Enfin, Canton. Et, pour terminer, deux jours à Hong-Kong. Un autre monde, bien sûr, assez délirant, mais qu’il faut voir, aussi bien du haut du Pic Victoria que dans les rues, notamment le soir.
Pour conclure, disons que, s’il est difficile de supporter la cuisine chinoise pendant trois semaines (bien que le petit déjeuner soit, heureusement, européen depuis quelques années), on ne se lasse pas d’apprécier la gentillesse des Chinois, leur joie de vivre, leur volonté de vaincre des obstacles qui sont de véritables montagnes. Oui, vraiment, un très grand peuple... d’un milliard d’individus.

(1) Pour les Chinois, la « Révolution  » concerne l’année 1912 lorsque la République de Sun Yat Sen mit fin au règne des empereurs. L’année 1949 est l’année de la « Libération » : proclamation de la République Populaire de Chine.
(2) La mortalité est passée de 25 % en 1950 à 6,36  % en 1981.
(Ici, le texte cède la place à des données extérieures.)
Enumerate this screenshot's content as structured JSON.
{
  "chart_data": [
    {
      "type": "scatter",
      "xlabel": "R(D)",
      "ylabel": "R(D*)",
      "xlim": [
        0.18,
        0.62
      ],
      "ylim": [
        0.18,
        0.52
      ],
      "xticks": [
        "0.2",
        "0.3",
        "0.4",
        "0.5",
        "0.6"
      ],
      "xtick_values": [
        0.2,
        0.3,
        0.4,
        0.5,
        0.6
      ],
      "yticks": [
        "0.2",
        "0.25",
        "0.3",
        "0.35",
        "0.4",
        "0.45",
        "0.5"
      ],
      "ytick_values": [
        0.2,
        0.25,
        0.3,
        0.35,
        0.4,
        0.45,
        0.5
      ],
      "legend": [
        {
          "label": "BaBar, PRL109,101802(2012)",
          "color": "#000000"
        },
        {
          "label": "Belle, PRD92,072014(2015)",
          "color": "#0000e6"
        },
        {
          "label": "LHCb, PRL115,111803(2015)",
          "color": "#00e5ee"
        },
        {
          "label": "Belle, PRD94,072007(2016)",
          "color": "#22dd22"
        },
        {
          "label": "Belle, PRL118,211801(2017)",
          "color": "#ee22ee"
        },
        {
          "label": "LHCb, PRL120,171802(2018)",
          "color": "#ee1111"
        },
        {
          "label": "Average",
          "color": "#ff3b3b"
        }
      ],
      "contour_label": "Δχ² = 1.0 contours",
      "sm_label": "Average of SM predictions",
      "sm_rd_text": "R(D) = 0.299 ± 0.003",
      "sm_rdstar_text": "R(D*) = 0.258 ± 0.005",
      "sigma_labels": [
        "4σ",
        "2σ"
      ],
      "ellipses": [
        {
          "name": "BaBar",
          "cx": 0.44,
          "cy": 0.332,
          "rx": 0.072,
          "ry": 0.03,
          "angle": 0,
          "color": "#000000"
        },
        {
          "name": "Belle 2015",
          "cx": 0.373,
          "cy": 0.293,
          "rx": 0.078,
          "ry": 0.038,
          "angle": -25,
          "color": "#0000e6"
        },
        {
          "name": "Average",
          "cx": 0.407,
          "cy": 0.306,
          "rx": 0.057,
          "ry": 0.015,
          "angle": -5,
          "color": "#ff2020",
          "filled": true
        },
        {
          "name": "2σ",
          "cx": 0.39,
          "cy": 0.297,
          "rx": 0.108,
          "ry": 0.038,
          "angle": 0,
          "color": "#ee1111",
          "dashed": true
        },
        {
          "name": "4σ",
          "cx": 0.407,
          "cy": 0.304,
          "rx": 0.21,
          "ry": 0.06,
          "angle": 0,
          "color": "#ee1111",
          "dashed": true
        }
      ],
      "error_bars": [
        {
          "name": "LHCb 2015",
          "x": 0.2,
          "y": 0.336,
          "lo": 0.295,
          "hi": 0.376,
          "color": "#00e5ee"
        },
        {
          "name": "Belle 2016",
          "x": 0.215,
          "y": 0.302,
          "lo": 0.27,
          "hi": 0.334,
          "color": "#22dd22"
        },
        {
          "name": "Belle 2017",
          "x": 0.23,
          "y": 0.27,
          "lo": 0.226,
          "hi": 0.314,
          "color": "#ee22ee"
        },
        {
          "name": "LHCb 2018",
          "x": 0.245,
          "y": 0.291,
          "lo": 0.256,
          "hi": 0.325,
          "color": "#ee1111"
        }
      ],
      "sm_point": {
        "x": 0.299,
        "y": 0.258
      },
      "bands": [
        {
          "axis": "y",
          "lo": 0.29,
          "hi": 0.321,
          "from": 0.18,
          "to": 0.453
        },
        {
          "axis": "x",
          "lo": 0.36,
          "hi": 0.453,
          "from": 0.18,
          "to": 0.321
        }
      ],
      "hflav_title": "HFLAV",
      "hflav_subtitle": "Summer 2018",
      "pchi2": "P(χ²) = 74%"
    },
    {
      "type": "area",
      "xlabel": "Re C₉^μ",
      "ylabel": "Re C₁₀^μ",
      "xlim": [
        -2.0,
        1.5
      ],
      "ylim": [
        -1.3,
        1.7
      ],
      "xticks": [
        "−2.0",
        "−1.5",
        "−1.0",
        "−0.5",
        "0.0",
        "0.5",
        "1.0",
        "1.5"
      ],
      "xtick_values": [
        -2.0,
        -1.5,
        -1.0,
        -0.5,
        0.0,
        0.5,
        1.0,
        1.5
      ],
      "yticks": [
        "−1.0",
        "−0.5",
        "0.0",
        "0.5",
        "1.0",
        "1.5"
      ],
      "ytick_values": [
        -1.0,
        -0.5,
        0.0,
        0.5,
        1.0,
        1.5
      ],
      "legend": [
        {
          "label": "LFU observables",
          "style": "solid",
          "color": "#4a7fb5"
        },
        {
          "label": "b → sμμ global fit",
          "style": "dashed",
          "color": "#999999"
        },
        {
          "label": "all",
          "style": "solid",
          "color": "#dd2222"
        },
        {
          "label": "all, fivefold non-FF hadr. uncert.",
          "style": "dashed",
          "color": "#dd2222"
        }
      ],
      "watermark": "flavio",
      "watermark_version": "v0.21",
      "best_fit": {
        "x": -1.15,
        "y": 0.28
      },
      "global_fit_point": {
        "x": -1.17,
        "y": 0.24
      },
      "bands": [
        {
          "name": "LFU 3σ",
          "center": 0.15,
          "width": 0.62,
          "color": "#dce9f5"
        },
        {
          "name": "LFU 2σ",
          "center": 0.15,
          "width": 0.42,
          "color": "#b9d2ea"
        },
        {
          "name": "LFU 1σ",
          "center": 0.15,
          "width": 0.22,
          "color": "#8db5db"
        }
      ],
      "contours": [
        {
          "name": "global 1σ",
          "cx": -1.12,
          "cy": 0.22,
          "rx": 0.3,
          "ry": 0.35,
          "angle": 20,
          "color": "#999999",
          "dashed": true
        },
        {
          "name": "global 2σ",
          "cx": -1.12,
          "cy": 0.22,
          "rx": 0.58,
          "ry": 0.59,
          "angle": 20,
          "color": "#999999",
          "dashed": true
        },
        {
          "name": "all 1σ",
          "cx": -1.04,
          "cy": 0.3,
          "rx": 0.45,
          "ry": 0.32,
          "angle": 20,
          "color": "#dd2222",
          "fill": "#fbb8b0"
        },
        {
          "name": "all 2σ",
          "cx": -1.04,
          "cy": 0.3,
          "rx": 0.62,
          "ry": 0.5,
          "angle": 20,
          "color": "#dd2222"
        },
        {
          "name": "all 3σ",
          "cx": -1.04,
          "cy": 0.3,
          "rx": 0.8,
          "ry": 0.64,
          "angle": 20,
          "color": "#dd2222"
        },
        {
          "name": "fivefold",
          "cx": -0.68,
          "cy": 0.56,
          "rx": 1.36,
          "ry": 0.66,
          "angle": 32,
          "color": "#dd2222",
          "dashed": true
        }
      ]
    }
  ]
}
(3) Une anecdote vaut d’être racontée. A Shangai, nous sommes entrés par hasard à la Caisse d’Epargne. Un simple comptoir, sans protection, à hauteur de table : derrière, une centaine de machines modernes comptant les billets. Imaginez cela en pays occidental, « hautement civilisé » immédiatement, un hold up.
(4) Il y aurait bien d’autres sujets à aborder. Nous y reviendrons sans doute. Pour le moment, nous en resterons là : les lecteurs de la G.R. peuvent écrire pour apporter des précisions. poser des questions etc... On peut envisager à Paris une conférence-projection (500 photos + films).